IN a first for Gippsland, Federation University Australia and TAFE Gippsland have signed a landmark memorandum of understanding to advance and support tertiary education in the region.
Under the agreement, TAFE Gippsland students of nursing, community services, business, education, and conservation and land management will graduate with guaranteed credits for the relevant Federation University undergraduate degrees.
This means students could finish their university degree in two years instead of three, helping to address local workforce shortages in industries such as health and education.
The Australian Bureau of Statistics’ Labour Force Survey shows employment in Gippsland has already grown by almost 5000 jobs in education and training, and by more than 3000 in health in the past five years.
The state government’s 2019 Jobs and Training Needs Report lists courses in early education, school age education and care, and nursing among a selection of courses that closely align to Gippsland’s industry and economic needs.
The agreement will come into effect next year and marks the first step in what will be a long partnership between TAFE Gippsland and Federation University regarding pathway development and the potential for joint program offerings.
TAFE Gippsland and Federation University have also established a scholarship program for 2020, providing 10 TAFE Gippsland graduates with a $1000 grant each to put towards studying a bachelor degree with Federation University.
Federation University deputy vice-chancellor Professor Andy Smith said the agreement would make higher education more accessible to the Gippsland community and help address skills shortages in the region, particularly in education and health.
“It means students will be able to finish their degree and join the workforce sooner,” he said.
TAFE Gippsland chief executive Grant Radford said the institute was passionate about giving people the opportunity to undertake quality and reliable vocational training.
“This MoU will be key to ensuring our TAFE students have a clear pathway to advance their studies,” he said.

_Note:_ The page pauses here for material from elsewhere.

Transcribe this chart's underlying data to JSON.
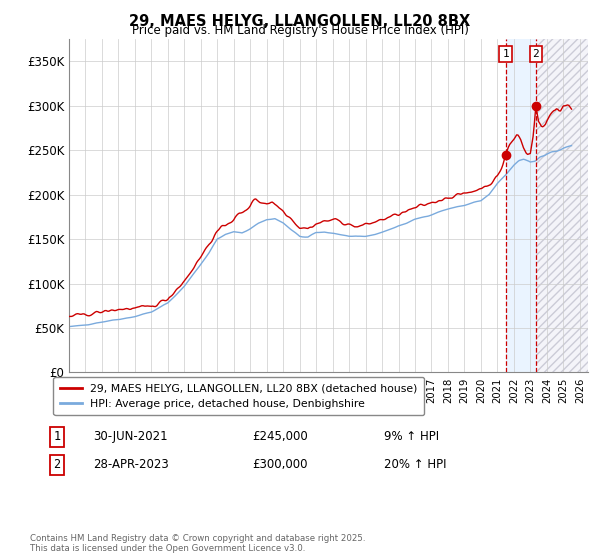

Latrobe Regional Hospital education, training and research general manager Anita Raymond said LRH had been a strong supporter of regional TAFE and university undergraduate nursing and enrolled placements for many years.
“Our partnership with tertiary providers in the development of nursing graduates is vital to ensuring we’re able to continue providing safe, quality care,” she said.
“Nursing in a regional setting often comes with a unique set of challenges, so it’s terrific to welcome local graduates each year who are eager to work and live in Gippsland.
“This not only benefits our hospital, but adds to the vibrancy of our community.”